The Gift to the Museum of Fine Arts, Boston
In the case of the Museum of Fine Arts Boston (MFA), the gift of 52 works by artists from 13 Native American tribes and nations is particularly timely. The MFA has stated that its Native American collection had been understudied and largely left in store for decades. To remedy the situation, the museum has recently begun a “renewal of its commitment to the collection, interpretation and display” of Native American art. The gifts from the Rockefeller collection to the MFA includes Plains beadwork, Navajo rugs, pottery, watercolors and baskets.
The Boston museum’s Art of the Americas wing opened in 2011. In giving new attention to the MFA’s early Native American acquisitions. Its galleries do not so much present a timeline as a narrative about development and change, for example, showing pottery of the ancient Mississippi Mound Builders and the overtly contemporary ceramics of Cochiti Pueblo, Berkeley, UCLA and Parson-trained Diego Romero.

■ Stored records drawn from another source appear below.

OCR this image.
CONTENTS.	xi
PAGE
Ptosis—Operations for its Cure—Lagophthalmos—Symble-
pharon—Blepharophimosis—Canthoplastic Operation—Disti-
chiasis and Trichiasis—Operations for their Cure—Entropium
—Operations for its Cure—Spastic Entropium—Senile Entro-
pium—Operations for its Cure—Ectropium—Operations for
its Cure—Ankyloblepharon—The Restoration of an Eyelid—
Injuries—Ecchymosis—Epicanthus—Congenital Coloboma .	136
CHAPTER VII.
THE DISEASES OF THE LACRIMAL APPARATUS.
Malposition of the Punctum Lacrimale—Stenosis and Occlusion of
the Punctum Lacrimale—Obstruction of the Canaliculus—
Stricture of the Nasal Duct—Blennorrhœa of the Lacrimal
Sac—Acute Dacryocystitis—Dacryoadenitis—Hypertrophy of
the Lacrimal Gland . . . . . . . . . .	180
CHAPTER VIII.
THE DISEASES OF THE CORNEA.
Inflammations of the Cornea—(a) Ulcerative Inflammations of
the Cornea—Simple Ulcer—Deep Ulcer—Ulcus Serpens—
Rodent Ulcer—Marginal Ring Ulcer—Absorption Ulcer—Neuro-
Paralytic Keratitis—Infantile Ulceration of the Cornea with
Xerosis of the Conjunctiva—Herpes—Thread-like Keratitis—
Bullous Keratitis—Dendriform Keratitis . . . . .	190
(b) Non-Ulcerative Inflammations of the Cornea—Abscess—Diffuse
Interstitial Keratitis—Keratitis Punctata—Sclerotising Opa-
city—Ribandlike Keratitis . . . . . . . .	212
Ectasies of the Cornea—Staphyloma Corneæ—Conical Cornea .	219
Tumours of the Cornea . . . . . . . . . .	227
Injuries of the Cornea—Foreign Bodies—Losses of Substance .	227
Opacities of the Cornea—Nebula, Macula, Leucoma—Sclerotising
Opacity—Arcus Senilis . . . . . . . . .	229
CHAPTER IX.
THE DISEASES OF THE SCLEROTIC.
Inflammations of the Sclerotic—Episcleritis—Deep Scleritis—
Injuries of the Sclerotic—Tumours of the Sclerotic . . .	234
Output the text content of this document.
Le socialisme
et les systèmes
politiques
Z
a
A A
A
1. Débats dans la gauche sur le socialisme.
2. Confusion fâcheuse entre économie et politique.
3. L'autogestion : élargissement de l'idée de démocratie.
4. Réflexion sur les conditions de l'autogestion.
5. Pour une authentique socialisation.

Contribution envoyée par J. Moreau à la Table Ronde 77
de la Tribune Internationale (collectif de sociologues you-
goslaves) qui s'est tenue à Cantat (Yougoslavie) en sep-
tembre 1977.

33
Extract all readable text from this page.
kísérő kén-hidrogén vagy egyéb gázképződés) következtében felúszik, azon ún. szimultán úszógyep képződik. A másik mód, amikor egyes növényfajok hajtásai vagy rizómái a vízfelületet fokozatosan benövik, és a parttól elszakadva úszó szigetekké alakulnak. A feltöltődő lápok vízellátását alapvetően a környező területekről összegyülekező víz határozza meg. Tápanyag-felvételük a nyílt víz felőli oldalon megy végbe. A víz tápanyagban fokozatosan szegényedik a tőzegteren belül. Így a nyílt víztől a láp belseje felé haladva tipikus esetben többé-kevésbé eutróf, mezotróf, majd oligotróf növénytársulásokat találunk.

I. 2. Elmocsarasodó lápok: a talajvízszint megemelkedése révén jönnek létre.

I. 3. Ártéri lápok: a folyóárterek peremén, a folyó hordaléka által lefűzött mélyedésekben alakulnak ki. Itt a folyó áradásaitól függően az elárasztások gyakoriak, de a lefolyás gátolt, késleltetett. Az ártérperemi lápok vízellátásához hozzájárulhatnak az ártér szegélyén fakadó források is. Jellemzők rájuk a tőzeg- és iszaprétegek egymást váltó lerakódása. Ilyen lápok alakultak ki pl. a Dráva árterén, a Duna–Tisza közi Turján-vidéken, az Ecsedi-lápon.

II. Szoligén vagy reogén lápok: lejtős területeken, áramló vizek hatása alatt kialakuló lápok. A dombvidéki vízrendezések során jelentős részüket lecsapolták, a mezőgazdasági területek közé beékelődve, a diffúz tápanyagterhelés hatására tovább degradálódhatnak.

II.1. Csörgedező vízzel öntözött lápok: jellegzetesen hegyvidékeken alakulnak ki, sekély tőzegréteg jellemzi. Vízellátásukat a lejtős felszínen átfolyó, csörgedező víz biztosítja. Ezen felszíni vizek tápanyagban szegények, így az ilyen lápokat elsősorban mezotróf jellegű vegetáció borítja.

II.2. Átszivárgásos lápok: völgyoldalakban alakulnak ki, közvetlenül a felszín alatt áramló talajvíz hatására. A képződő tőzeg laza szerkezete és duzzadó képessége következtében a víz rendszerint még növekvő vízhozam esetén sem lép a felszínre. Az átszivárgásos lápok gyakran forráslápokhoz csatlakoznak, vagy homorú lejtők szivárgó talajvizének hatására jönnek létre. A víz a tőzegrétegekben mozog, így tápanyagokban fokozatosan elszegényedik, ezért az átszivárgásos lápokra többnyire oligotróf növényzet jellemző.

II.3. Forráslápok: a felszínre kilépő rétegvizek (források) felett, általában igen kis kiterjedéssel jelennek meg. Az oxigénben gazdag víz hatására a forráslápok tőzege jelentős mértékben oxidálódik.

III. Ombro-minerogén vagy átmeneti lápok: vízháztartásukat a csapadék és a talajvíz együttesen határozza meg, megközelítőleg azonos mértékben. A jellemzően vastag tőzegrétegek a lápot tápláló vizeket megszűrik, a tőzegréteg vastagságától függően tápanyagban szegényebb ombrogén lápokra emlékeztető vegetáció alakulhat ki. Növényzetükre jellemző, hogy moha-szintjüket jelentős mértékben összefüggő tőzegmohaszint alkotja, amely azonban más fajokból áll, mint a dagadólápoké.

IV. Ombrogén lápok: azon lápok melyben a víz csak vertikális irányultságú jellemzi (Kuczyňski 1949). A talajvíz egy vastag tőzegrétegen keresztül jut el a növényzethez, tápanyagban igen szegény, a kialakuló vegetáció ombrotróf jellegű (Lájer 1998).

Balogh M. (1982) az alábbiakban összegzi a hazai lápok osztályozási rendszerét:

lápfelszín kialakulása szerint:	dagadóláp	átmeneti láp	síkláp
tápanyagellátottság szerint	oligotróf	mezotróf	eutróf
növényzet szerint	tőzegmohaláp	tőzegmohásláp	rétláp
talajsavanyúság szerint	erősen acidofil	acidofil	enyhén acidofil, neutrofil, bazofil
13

The MFA’s current exhibition, “Collecting Stories: NativeAmerican Art,” documents the early years of MFA collecting after the museum opened in 1876. This exhibition tells as much about many other U.S. museums as it does the MFA, as it explores the justification for relegating Native American materials to anthropology and natural history museums during much of the 20th century. In recovering Native American materials from obscurity and giving them pride of place in fine arts museums, the MFA says that, “As both works of art and souvenirs, these objects initially fit into the MFA’s educational mission to represent art in all media and from all cultures.”
Because the group of Native American objects gifted to MFA Boston and Mesa Verde from the David Rockefeller Estate were displayed in the Mt. Desert Island property in Maine, the collection is new to the public. Its display at Mesa Verde will now enable many Americans to see this part of U.S. art history and archaeology together in the landscape that inspired it.